I've read the function headers, but I'm still not sure what exactly the difference is in terms of use cases.

Thanks!

+5  A: 

memset() sets all of the bytes in the specified buffer to the same value, memcpy() copies a sequence of bytes from another place to the buffer.

char a[4];
memset(a, 7, sizeof(char)*4);
/*
* a is now...
*
* +-+-+-+-+
* |7|7|7|7|
* +-+-+-+-+
*/

char b[] = {1,2,3,4};
char c[4];
memcpy(c, b, sizeof(char)*4);
/*
* c is now...
*
* +-+-+-+-+
* |1|2|3|4|
* +-+-+-+-+
*/
Amber
+8  A: 

memcpy copies from one place to another. memset just sets all pieces of memory to the same.

example:

memset(str, '*', 50);   // sets the first 50 characters of the string str to *.
memcpy(str2, str1, 50); // copies the first 50 characters of str1 to str2.
Peter
It's worth pointing out that the mem*() functions *don't* know about string terminators. The second example above will do bad things if str1 is shorter than 50 characters.

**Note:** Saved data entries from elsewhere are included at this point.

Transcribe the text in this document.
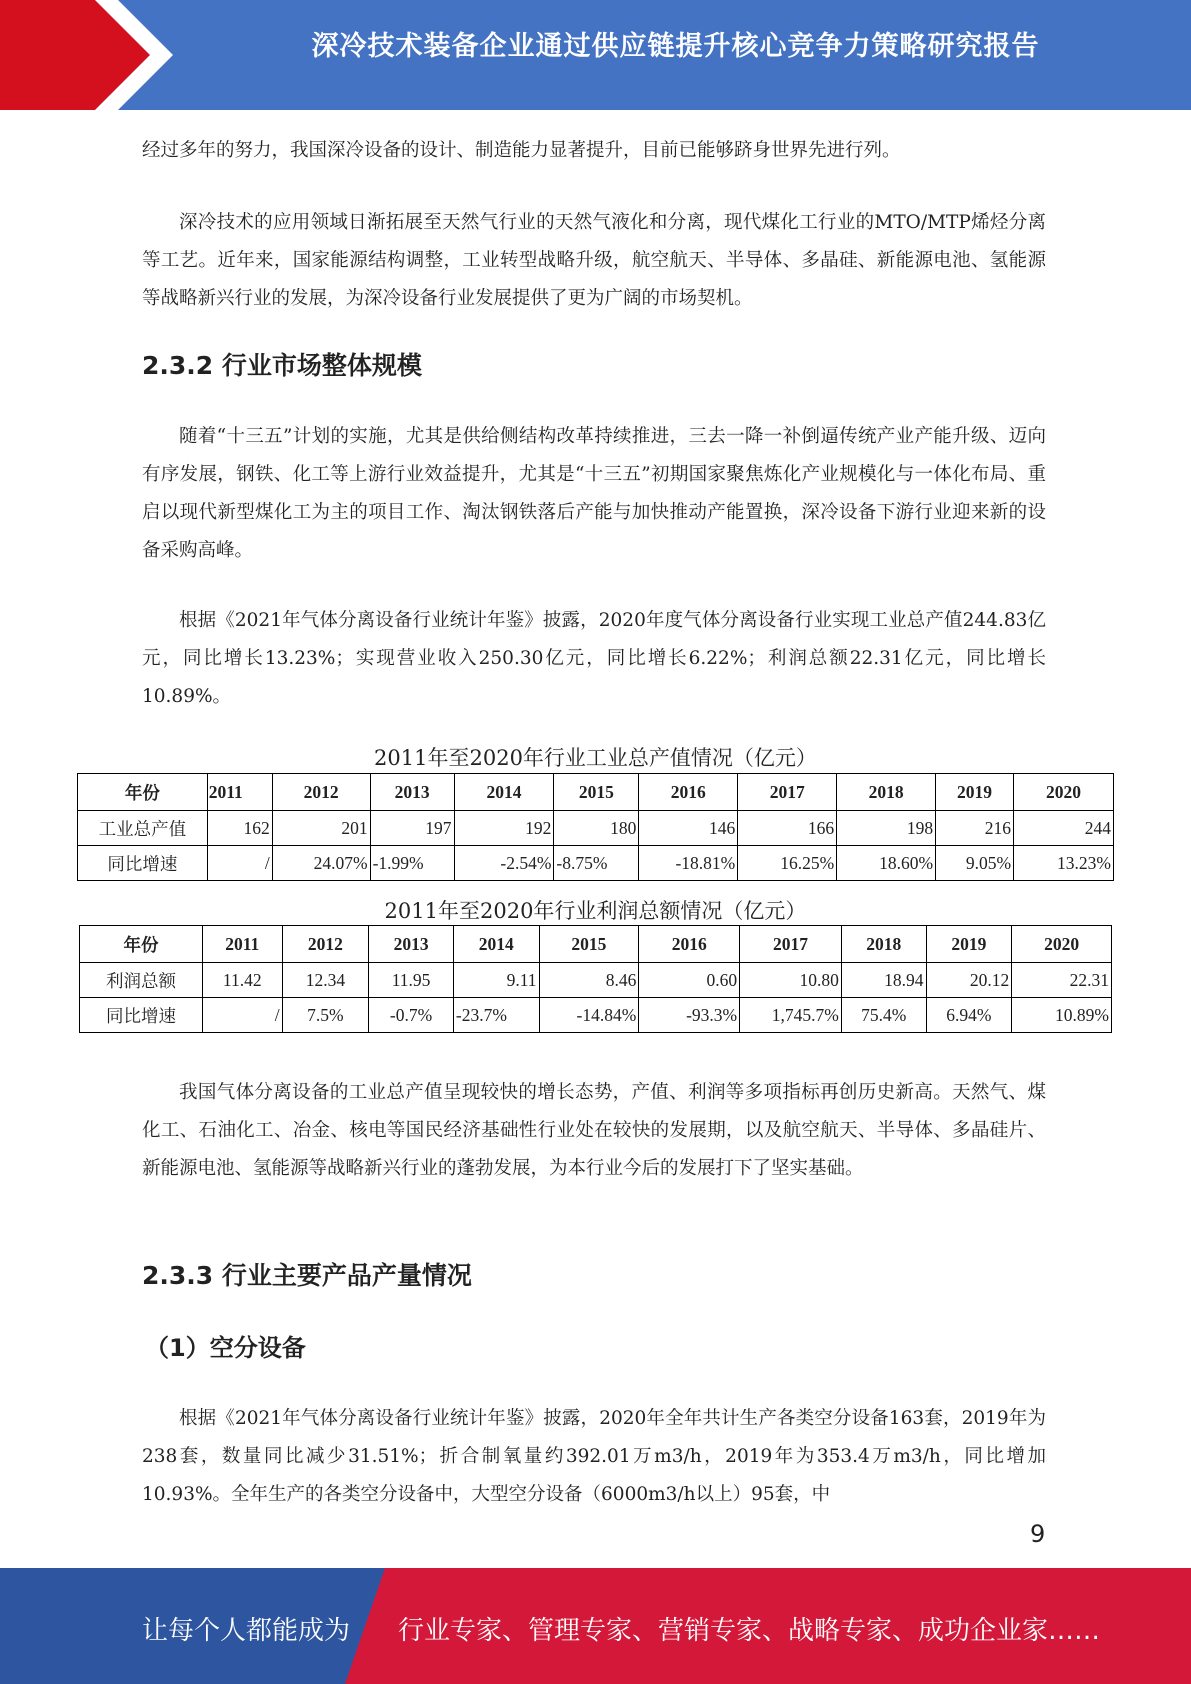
深冷技术装备企业通过供应链提升核心竞争力策略研究报告

经过多年的努力，我国深冷设备的设计、制造能力显著提升，目前已能够跻身世界先进行列。

深冷技术的应用领域日渐拓展至天然气行业的天然气液化和分离，现代煤化工行业的MTO/MTP烯烃分离等工艺。近年来，国家能源结构调整，工业转型战略升级，航空航天、半导体、多晶硅、新能源电池、氢能源等战略新兴行业的发展，为深冷设备行业发展提供了更为广阔的市场契机。

2.3.2 行业市场整体规模

随着“十三五”计划的实施，尤其是供给侧结构改革持续推进，三去一降一补倒逼传统产业产能升级、迈向有序发展，钢铁、化工等上游行业效益提升，尤其是“十三五”初期国家聚焦炼化产业规模化与一体化布局、重启以现代新型煤化工为主的项目工作、淘汰钢铁落后产能与加快推动产能置换，深冷设备下游行业迎来新的设备采购高峰。

根据《2021年气体分离设备行业统计年鉴》披露，2020年度气体分离设备行业实现工业总产值244.83亿元，同比增长13.23%；实现营业收入250.30亿元，同比增长6.22%；利润总额22.31亿元，同比增长10.89%。

2011年至2020年行业工业总产值情况（亿元）
年份	2011	2012	2013	2014	2015	2016	2017	2018	2019	2020
工业总产值	162	201	197	192	180	146	166	198	216	244
同比增速	/	24.07%	-1.99%	-2.54%	-8.75%	-18.81%	16.25%	18.60%	9.05%	13.23%
2011年至2020年行业利润总额情况（亿元）
年份	2011	2012	2013	2014	2015	2016	2017	2018	2019	2020
利润总额	11.42	12.34	11.95	9.11	8.46	0.60	10.80	18.94	20.12	22.31
同比增速	/	7.5%	-0.7%	-23.7%	-14.84%	-93.3%	1,745.7%	75.4%	6.94%	10.89%

我国气体分离设备的工业总产值呈现较快的增长态势，产值、利润等多项指标再创历史新高。天然气、煤化工、石油化工、冶金、核电等国民经济基础性行业处在较快的发展期，以及航空航天、半导体、多晶硅片、新能源电池、氢能源等战略新兴行业的蓬勃发展，为本行业今后的发展打下了坚实基础。

2.3.3 行业主要产品产量情况
（1）空分设备

根据《2021年气体分离设备行业统计年鉴》披露，2020年全年共计生产各类空分设备163套，2019年为238套，数量同比减少31.51%；折合制氧量约392.01万m3/h，2019年为353.4万m3/h，同比增加10.93%。全年生产的各类空分设备中，大型空分设备（6000m3/h以上）95套，中

9
让每个人都能成为 行业专家、管理专家、营销专家、战略专家、成功企业家……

It's only safe to use mem*() functions on string data when you've already validated the lengths involved.
unwind
absolutely. take this as only an example.
Peter
it might be worth pointing out that if you do want to copy two strings use:strncpy(str2, str1, 50);This will safely copy str1 to str2 stopping the copy at the first '\0' string terminator it detects in str1, but has the safety net that it will not copy more than 50 characters should str1 be corrupt or longer than 50 bytes.
EndsOfInvention
Of course strncpy goes wrong in some cases where strcpy would work: for instance if you've arranged for str2 to be as long as necessary (i.e. length of str1, with space for nul terminator), but str2 is actually shorter than than your 50-char limit. strncpy is not a safe version of strcpy, it just has different pitfalls. In any case use (or re-implement) strcpy_s instead: it always nul-terminates the result whereas strncpy does not always nul-terminate. strcpy_s also fails instead of truncating overlong strings: truncation usually leads to another bug further down the line.
Steve Jessop
Well, this is correct but more specifically the mem*() functions don't know or care about strings at all. They deal with memory.
BobbyShaftoe
+3  A: 

memset sets a block of memory to a single value. memcpy copies the content of a block into another block.

Perhaps you'd be interested in the difference between memcpy and memmove. Both do the same, but the latter works even if the source and destination overlap.

Tordek
+2  A: 

memset() is used to set all the bytes in a block of memory to a particular char value. Memset also only plays well with char as it's its initialization value.

memcpy() copies bytes between memory. This type of data being copied is irrelevant, it just makes byte-for-byte copies.